Parameter	Typical Value
Algorithm	PPO
Parallel environments	4096 - 8192
Simulation platform	Isaac Gym / Isaac Lab
Episode length	20-30 seconds
Control frequency	50-100 Hz
Training time	1-4 hours (single GPU)
Total environment steps	10⁸ - 10⁹
Policy network	MLP (128, 64, 32) or small Transformer
Action space	Joint position targets (12D for quadruped)

Key References¶

Hwangbo, J., et al. (2019). "Learning Agile and Dynamic Motor Skills for Legged Robots." Science Robotics.
Lee, J., et al. (2020). "Learning Quadrupedal Locomotion over Challenging Terrain." Science Robotics.
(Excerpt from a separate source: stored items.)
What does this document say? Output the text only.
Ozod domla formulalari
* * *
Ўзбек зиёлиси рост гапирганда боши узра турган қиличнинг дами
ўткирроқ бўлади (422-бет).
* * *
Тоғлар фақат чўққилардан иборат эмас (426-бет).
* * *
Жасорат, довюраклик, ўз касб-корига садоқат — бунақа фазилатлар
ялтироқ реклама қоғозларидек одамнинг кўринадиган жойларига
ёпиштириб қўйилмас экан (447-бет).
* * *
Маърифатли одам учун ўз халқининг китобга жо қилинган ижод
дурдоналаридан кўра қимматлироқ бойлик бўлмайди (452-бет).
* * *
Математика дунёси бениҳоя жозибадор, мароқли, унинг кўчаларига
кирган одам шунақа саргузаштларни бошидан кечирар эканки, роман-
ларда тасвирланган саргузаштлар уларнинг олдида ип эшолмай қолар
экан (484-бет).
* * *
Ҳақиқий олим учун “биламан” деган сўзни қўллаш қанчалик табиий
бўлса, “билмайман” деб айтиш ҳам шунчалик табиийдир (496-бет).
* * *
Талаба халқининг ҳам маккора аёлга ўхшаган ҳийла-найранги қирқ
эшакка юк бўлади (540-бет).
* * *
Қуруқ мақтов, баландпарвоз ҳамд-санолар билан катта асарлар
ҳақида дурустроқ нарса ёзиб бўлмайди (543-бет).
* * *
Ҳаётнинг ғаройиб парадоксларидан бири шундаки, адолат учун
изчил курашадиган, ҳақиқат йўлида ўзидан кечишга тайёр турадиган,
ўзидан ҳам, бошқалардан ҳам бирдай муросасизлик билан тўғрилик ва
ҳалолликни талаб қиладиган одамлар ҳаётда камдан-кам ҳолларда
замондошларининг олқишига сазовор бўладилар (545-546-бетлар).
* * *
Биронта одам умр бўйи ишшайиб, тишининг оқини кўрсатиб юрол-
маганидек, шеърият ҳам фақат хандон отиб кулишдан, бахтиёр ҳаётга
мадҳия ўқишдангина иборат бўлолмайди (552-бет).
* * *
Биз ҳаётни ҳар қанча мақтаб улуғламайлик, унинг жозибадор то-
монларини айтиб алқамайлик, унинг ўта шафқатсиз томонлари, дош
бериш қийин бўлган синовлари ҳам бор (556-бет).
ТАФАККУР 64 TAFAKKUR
Miki, T., et al. (2022). "Learning Robust Perceptive Locomotion for Quadrupedal Robots in the Wild." Science Robotics.
Cheng, X., et al. (2024). "Extreme Parkour with Legged Robots." ICRA.
Radosavovic, I., et al. (2024). "Learning Humanoid Locomotion with Transformers." arXiv:2303.03381.
Kumar, A., et al. (2021). "RMA: Rapid Motor Adaptation for Legged Robots." RSS.